Puri - il tradizionale pane fritto indiano


Lo so, il post precedente doveva essere l'ultimo per quanto riguarda la cucina indiana, ma questo pane fritto che è uno dei più apprezzati street food dell'India rappresentava un pò una sfida.
Viene consumato come prima colazione, snack o pasto veloce e normalmente accompagna contorni vegetariani. Viene anche offerto agli Dei durante le cerimonie rituali ( Pūjā )che possono svolgersi davanti ad un'immagine o una statua del dio che si vuole adorare e dopo la cerimonia viene consumato dall'offerente come cibo benedetto (prasada). La parola puri (o poori) significa letteralmente pane e deriva dalla parola in sanscrito pūrikā.
In ogni strada dell'India si possono trovare venditori ambulanti che da quei dischi piatti di pasta gettati nell'olio caldo ottengono dei pani gonfi e leggeri che possono anche esseri riempiti di contorni diversi (patate, cavolfiore, piselli, spinaci, lenticchie tutti arricchiti di spezie) e tuffati in una salsa piccante, il "pani", a base di foglie di coriandolo e menta frullate e diluite in acqua, succo di limone e tante spezie.

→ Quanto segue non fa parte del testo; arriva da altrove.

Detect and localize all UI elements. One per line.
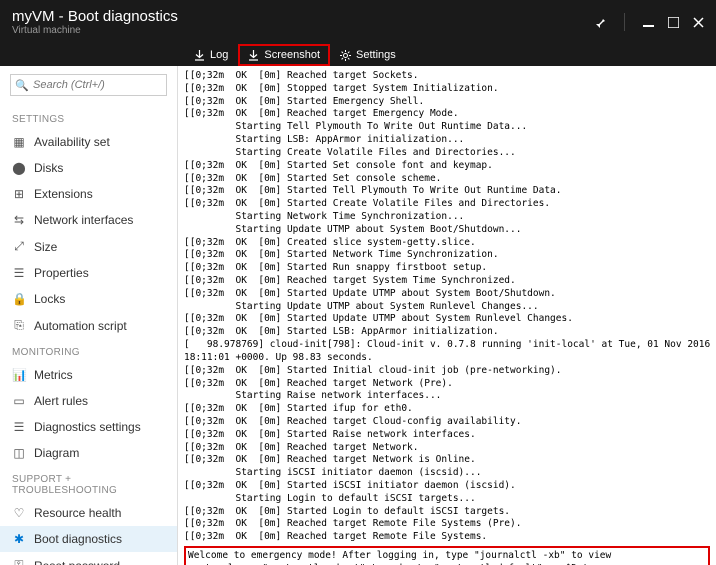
properties-icon: ☰ — [12, 266, 26, 280]
label: Alert rules — [34, 394, 88, 408]
sidebar-item-diagset[interactable]: ☰ Diagnostics settings — [0, 414, 177, 440]
sidebar-item-size[interactable]: ⤢ Size — [0, 233, 177, 260]
sidebar-item-nics[interactable]: ⇆ Network interfaces — [0, 207, 177, 233]
label: Disks — [34, 161, 63, 175]
label: Properties — [34, 266, 89, 280]
sidebar-item-properties[interactable]: ☰ Properties — [0, 260, 177, 286]
log-label: Log — [210, 49, 228, 61]
label: Boot diagnostics — [34, 532, 122, 546]
label: Diagram — [34, 446, 79, 460]
screenshot-button[interactable]: Screenshot — [238, 44, 330, 66]
sidebar-item-resetpw[interactable]: ⚿ Reset password — [0, 552, 177, 565]
search-input[interactable] — [10, 74, 167, 96]
sidebar-item-locks[interactable]: 🔒 Locks — [0, 286, 177, 312]
sidebar-item-availability[interactable]: ▦ Availability set — [0, 129, 177, 155]
search-icon: 🔍 — [15, 79, 29, 92]
sidebar-item-diagram[interactable]: ◫ Diagram — [0, 440, 177, 466]
extensions-icon: ⊞ — [12, 187, 26, 201]
network-icon: ⇆ — [12, 213, 26, 227]
label: Availability set — [34, 135, 110, 149]
sidebar-item-health[interactable]: ♡ Resource health — [0, 500, 177, 526]
sidebar-item-alerts[interactable]: ▭ Alert rules — [0, 388, 177, 414]
diagram-icon: ◫ — [12, 446, 26, 460]
label: Diagnostics settings — [34, 420, 141, 434]
disks-icon: ⬤ — [12, 161, 26, 175]
settings-label: Settings — [356, 49, 396, 61]
sidebar-item-automation[interactable]: ⎘ Automation script — [0, 312, 177, 339]
search-box: 🔍 — [10, 74, 167, 96]
download-icon — [194, 50, 205, 61]
label: Reset password — [34, 559, 120, 565]
sidebar: 🔍 SETTINGS ▦ Availability set ⬤ Disks ⊞ Ext… — [0, 66, 178, 565]
log-button[interactable]: Log — [186, 46, 236, 64]
boot-icon: ✱ — [12, 532, 26, 546]
section-monitoring: MONITORING — [0, 339, 177, 362]
gear-icon — [340, 50, 351, 61]
sidebar-item-disks[interactable]: ⬤ Disks — [0, 155, 177, 181]
section-support: SUPPORT + TROUBLESHOOTING — [0, 466, 177, 500]
content-pane: [[0;32m OK [0m] Reached target Sockets. … — [178, 66, 716, 565]
minimize-icon[interactable] — [643, 17, 654, 28]
script-icon: ⎘ — [12, 318, 26, 333]
label: Automation script — [34, 319, 127, 333]
sidebar-item-extensions[interactable]: ⊞ Extensions — [0, 181, 177, 207]
label: Network interfaces — [34, 213, 133, 227]
screenshot-label: Screenshot — [264, 49, 320, 61]
lock-icon: 🔒 — [12, 292, 26, 306]
heart-icon: ♡ — [12, 506, 26, 520]
divider — [624, 13, 625, 31]
diag-icon: ☰ — [12, 420, 26, 434]
key-icon: ⚿ — [12, 558, 26, 565]
label: Metrics — [34, 368, 73, 382]
console-output: [[0;32m OK [0m] Reached target Sockets. … — [184, 70, 710, 544]
page-subtitle: Virtual machine — [12, 25, 594, 36]
alert-icon: ▭ — [12, 394, 26, 408]
label: Extensions — [34, 187, 93, 201]
toolbar: Log Screenshot Settings — [0, 44, 716, 66]
settings-button[interactable]: Settings — [332, 46, 404, 64]
pin-icon[interactable] — [594, 16, 606, 28]
section-settings: SETTINGS — [0, 106, 177, 129]
sidebar-item-boot-diagnostics[interactable]: ✱ Boot diagnostics — [0, 526, 177, 552]
sidebar-item-metrics[interactable]: 📊 Metrics — [0, 362, 177, 388]
label: Locks — [34, 292, 65, 306]
label: Size — [34, 240, 57, 254]
availability-icon: ▦ — [12, 135, 26, 149]
metrics-icon: 📊 — [12, 368, 26, 382]
titlebar: myVM - Boot diagnostics Virtual machine — [0, 0, 716, 44]
emergency-message: Welcome to emergency mode! After logging… — [184, 546, 710, 565]
maximize-icon[interactable] — [668, 17, 679, 28]
close-icon[interactable] — [693, 17, 704, 28]
page-title: myVM - Boot diagnostics — [12, 8, 594, 25]
label: Resource health — [34, 506, 121, 520]
download-icon — [248, 50, 259, 61]
size-icon: ⤢ — [12, 239, 26, 254]
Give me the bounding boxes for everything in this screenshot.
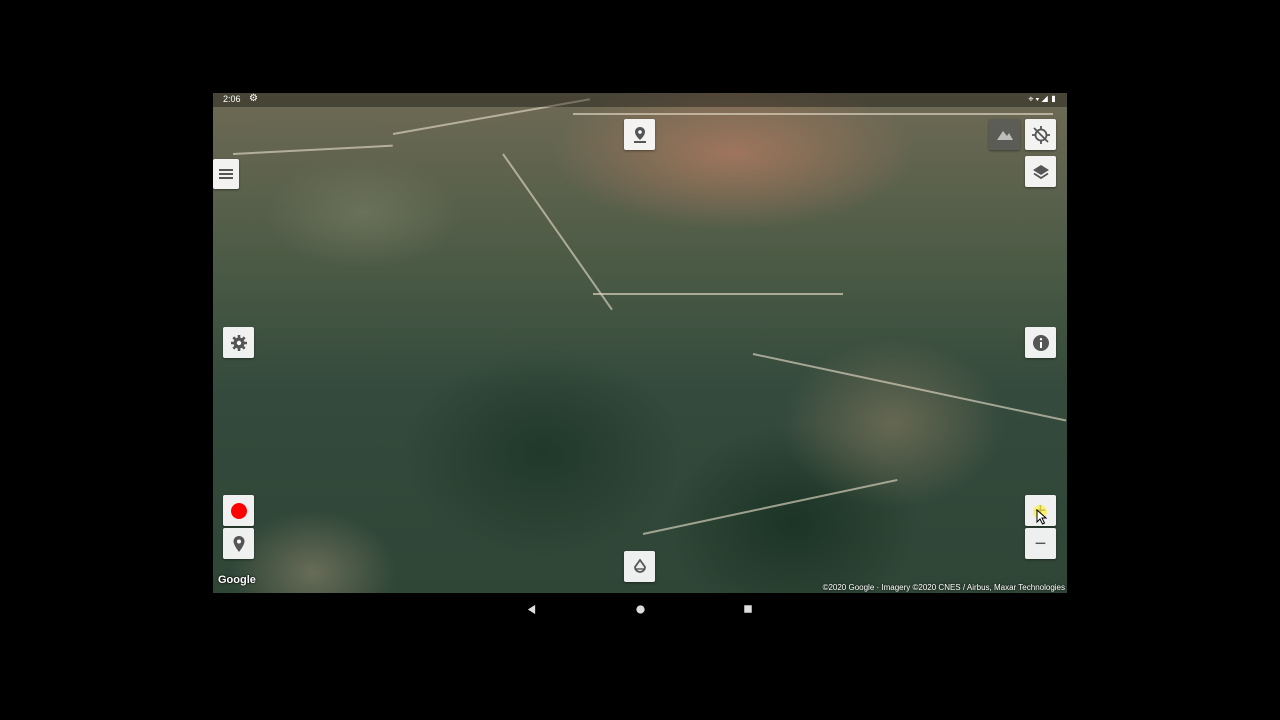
center-button[interactable] [624, 551, 655, 582]
settings-button[interactable] [223, 327, 254, 358]
recents-icon [744, 605, 752, 613]
status-bar: 2:06 ⚙ ⌖▾◢▮ [213, 93, 1067, 107]
mouse-cursor-icon [1036, 509, 1048, 525]
home-button[interactable] [632, 601, 648, 617]
zoom-out-label: − [1034, 532, 1047, 555]
layers-icon [1032, 164, 1049, 179]
info-button[interactable] [1025, 327, 1056, 358]
location-icon: ⌖ [1028, 94, 1036, 104]
map-road [573, 113, 1053, 115]
waypoint-button[interactable] [624, 119, 655, 150]
marker-button[interactable] [223, 528, 254, 559]
gps-toggle-button[interactable] [1025, 119, 1056, 150]
waypoint-icon [633, 126, 646, 143]
recents-button[interactable] [740, 601, 756, 617]
terrain-icon [996, 130, 1013, 140]
home-icon [635, 604, 645, 614]
record-button[interactable] [223, 495, 254, 526]
status-time: 2:06 [223, 94, 241, 104]
gear-icon: ⚙ [249, 93, 258, 104]
marker-icon [233, 535, 244, 552]
map-type-toggle[interactable] [989, 119, 1020, 150]
back-button[interactable] [523, 601, 539, 617]
map-road [232, 144, 393, 155]
map-road [752, 353, 1067, 422]
signal-icon: ◢ [1041, 94, 1051, 104]
map-road [502, 153, 613, 311]
record-icon [230, 502, 247, 519]
gps-off-icon [1031, 125, 1050, 144]
center-icon [633, 557, 646, 573]
info-icon [1032, 334, 1049, 351]
layers-button[interactable] [1025, 156, 1056, 187]
menu-button[interactable] [213, 159, 239, 189]
google-logo: Google [218, 574, 256, 586]
map-attribution: ©2020 Google · Imagery ©2020 CNES / Airb… [822, 583, 1065, 592]
zoom-out-button[interactable]: − [1025, 528, 1056, 559]
satellite-map[interactable] [213, 93, 1067, 593]
battery-icon: ▮ [1050, 94, 1059, 104]
device-screen: 2:06 ⚙ ⌖▾◢▮ + [213, 93, 1067, 625]
gear-icon [230, 334, 247, 351]
menu-icon [219, 169, 233, 179]
navigation-bar [213, 593, 1067, 625]
map-road [642, 478, 898, 535]
back-icon [527, 604, 535, 614]
map-road [593, 293, 843, 295]
status-icons: ⌖▾◢▮ [1028, 94, 1059, 105]
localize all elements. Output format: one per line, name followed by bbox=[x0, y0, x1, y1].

Venditori ambulanti di puri a Varanasi (foto da wikipedia di Ben Snooks)
Qualche ricetta prevede l'uso di solo semolino, altre invece di semolino misto a farina di grano tenero, qualcuno usa una punta di lievito in polvere, oltre al sale, un cucchiaio d'olio ed  acqua calda.
La maggior parte fa riposare a temperatura ambiente l'impasto avvolto in pellicola per circa 20 minuti, altri invece asseriscono che debba essere subito fritto per non assorbire olio.

Su una cosa sono tutti d'accordo, mentre l'impasto per il chapati deve essere morbido quello per il puri deve essere piuttosto duro.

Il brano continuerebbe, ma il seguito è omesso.